Author Contributions

All authors contributed equally to the conceptualisation of the manuscript, including generation of ideas, formulating research goals and aims, drafting and critical reviewing of the manuscript.

Conflicts of interest

The authors declare that they have no conflicts of interest related to the publication of this article.

Funding

None

How does this paper make a difference in general practice?

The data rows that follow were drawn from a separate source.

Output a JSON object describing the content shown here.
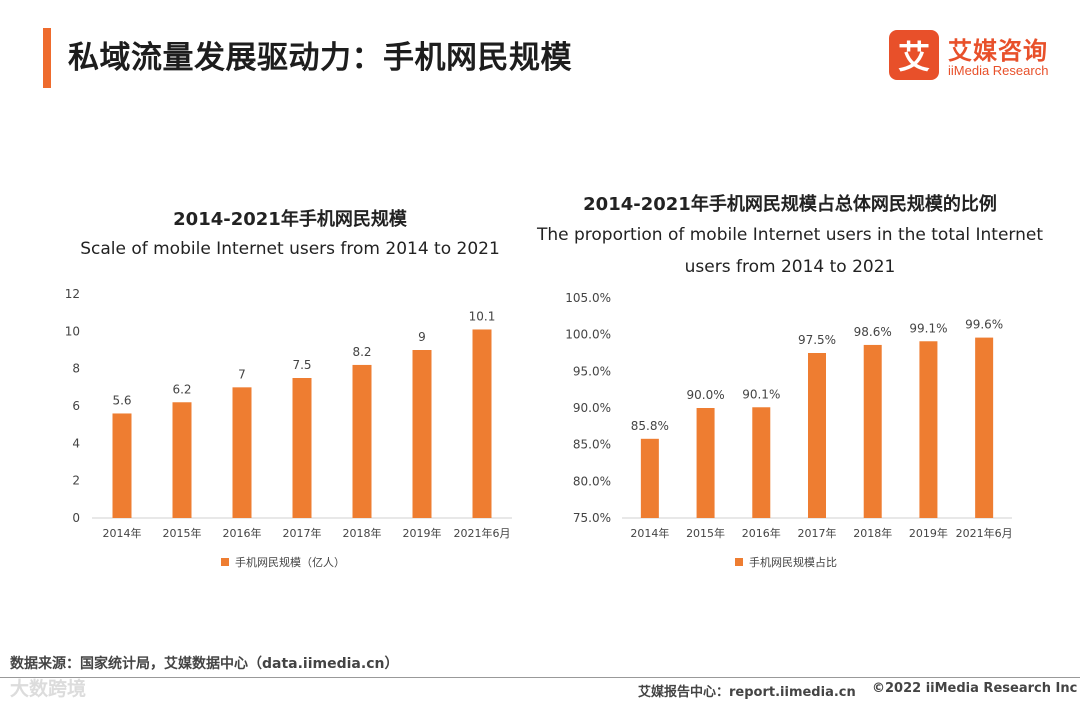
{
  "header": {
    "title": "私域流量发展驱动力：手机网民规模",
    "accent_color": "#ee6b2d"
  },
  "logo": {
    "mark": "艾",
    "cn": "艾媒咨询",
    "en": "iiMedia Research",
    "color": "#e8502a"
  },
  "chart_data": [
    {
      "type": "bar",
      "title": "2014-2021年手机网民规模",
      "subtitle": "Scale of mobile Internet users from 2014 to 2021",
      "categories": [
        "2014年",
        "2015年",
        "2016年",
        "2017年",
        "2018年",
        "2019年",
        "2021年6月"
      ],
      "values": [
        5.6,
        6.2,
        7,
        7.5,
        8.2,
        9,
        10.1
      ],
      "value_labels": [
        "5.6",
        "6.2",
        "7",
        "7.5",
        "8.2",
        "9",
        "10.1"
      ],
      "ylim": [
        0,
        12
      ],
      "yticks": [
        0,
        2,
        4,
        6,
        8,
        10,
        12
      ],
      "ytick_labels": [
        "0",
        "2",
        "4",
        "6",
        "8",
        "10",
        "12"
      ],
      "legend": "手机网民规模（亿人）",
      "legend_position": "bottom",
      "color": "#ee7d31",
      "grid": false
    },
    {
      "type": "bar",
      "title": "2014-2021年手机网民规模占总体网民规模的比例",
      "subtitle": "The proportion of mobile Internet users in the total Internet users from 2014 to 2021",
      "categories": [
        "2014年",
        "2015年",
        "2016年",
        "2017年",
        "2018年",
        "2019年",
        "2021年6月"
      ],
      "values": [
        85.8,
        90.0,
        90.1,
        97.5,
        98.6,
        99.1,
        99.6
      ],
      "value_labels": [
        "85.8%",
        "90.0%",
        "90.1%",
        "97.5%",
        "98.6%",
        "99.1%",
        "99.6%"
      ],
      "ylim": [
        75,
        105
      ],
      "yticks": [
        75,
        80,
        85,
        90,
        95,
        100,
        105
      ],
      "ytick_labels": [
        "75.0%",
        "80.0%",
        "85.0%",
        "90.0%",
        "95.0%",
        "100.0%",
        "105.0%"
      ],
      "legend": "手机网民规模占比",
      "legend_position": "bottom",
      "color": "#ee7d31",
      "grid": false
    }
  ],
  "footer": {
    "source": "数据来源：国家统计局，艾媒数据中心（data.iimedia.cn）",
    "report": "艾媒报告中心：report.iimedia.cn",
    "copyright": "©2022 iiMedia Research Inc",
    "watermark": "大数跨境"
  }
}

  • This practical guide is the first of its kind to summarise key recommendations from multidisciplinary experts from Malaysia on insulin degludec/insulin aspart (IDegAsp )use for a broad range of patients with type 2 diabetes mellitus (T2DM).

  • The expert panel provided recommendations for IDegAsp administration in patients with diabetes mellitus uncontrolled on basal insulin/premixed/basal—bolus insulin, patients with cardiac/renal comorbidities and patients on Ramadan fasting as well as dietary considerations for patients on insulin.

  • This study serves as a practical guide for educating physicians in Malaysia about the use of IDegAsp for patients with T2DM in clinical practice.